GILMAR PERDE A LINHA – De forma exaltada, Gilmar Mendes iundagou: “Algum dos senhores compraria hoje um carro do Moro? Algum dos senhores seria capaz de comprar um carro do Dallagnol? Sao pessoas probas?” — questionou.
No auge da crítica a Nunes Marques, Mendes disse: “Não se trata de ficar brincando de não conhecer habeas corpus. É muito fácil não conhecer um habeas corpus. Atrás, muitas vezes, da técnica de não conhecimento de habeas corpus, se esconde um covarde. E Rui (Barbosa) falava: o bom ladrão salvou-se, mas não há salvação para o juiz covarde”.
Depois de cerca de uma hora e quarenta minutos do voto de Gilmar Mendes, que já tinha votado há duas semanas, Kassio Nunes Marques pediu a palavra para se defender de acusações feitas pelo colega.
“PROFESSSOR DE DEUS” — “Eu não falo muito, porque não gosto muito da minha própria voz. Não vou fazer réplicas, tréplicas, expus minhas ideias com solar clareza. Meu contributo é com o silêncio. Esse silêncio é em homenagem e respeito aos votos divergentes, àqueles que pensam de forma diferente. E, se eu dissesse que tivesse algo a ensinar aos senhores, me iriam chamar de professor de Deus” — alfinetou Nunes Marques.

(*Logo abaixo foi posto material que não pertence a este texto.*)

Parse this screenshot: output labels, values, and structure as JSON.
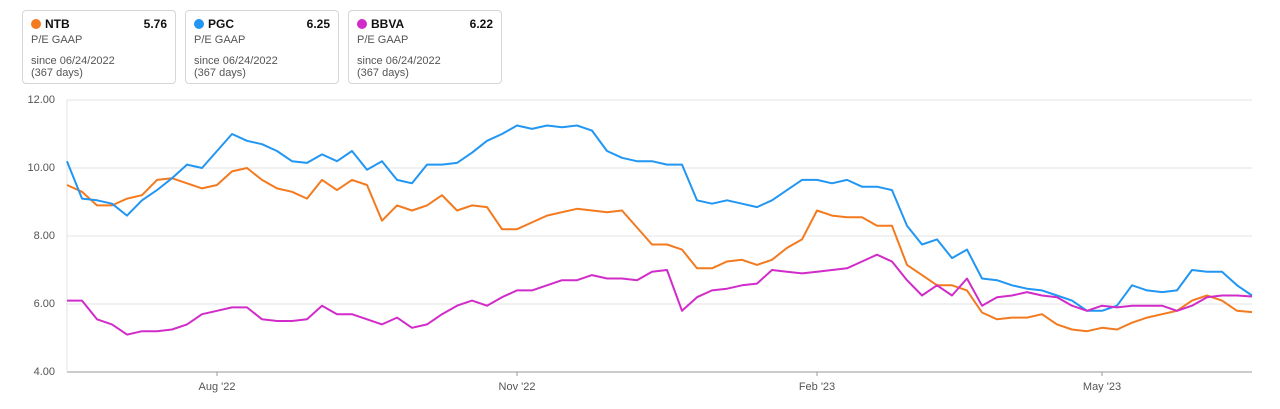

O novo ministro também protestou contra a fala de Mendes sobre o Piauí, estado natal de Nunes Marques:
— Quando vossa excelência diz que o garantismo não é nem aqui, nem no Piauí, pode ser interpretado como uma forma de menosprezar um estado pequeno. Queria fazer esse registro e apresentar escusa se eventualmente no meu voto ofendi a forma de pensar dos senhores, apenas retratei a minha forma de pensar.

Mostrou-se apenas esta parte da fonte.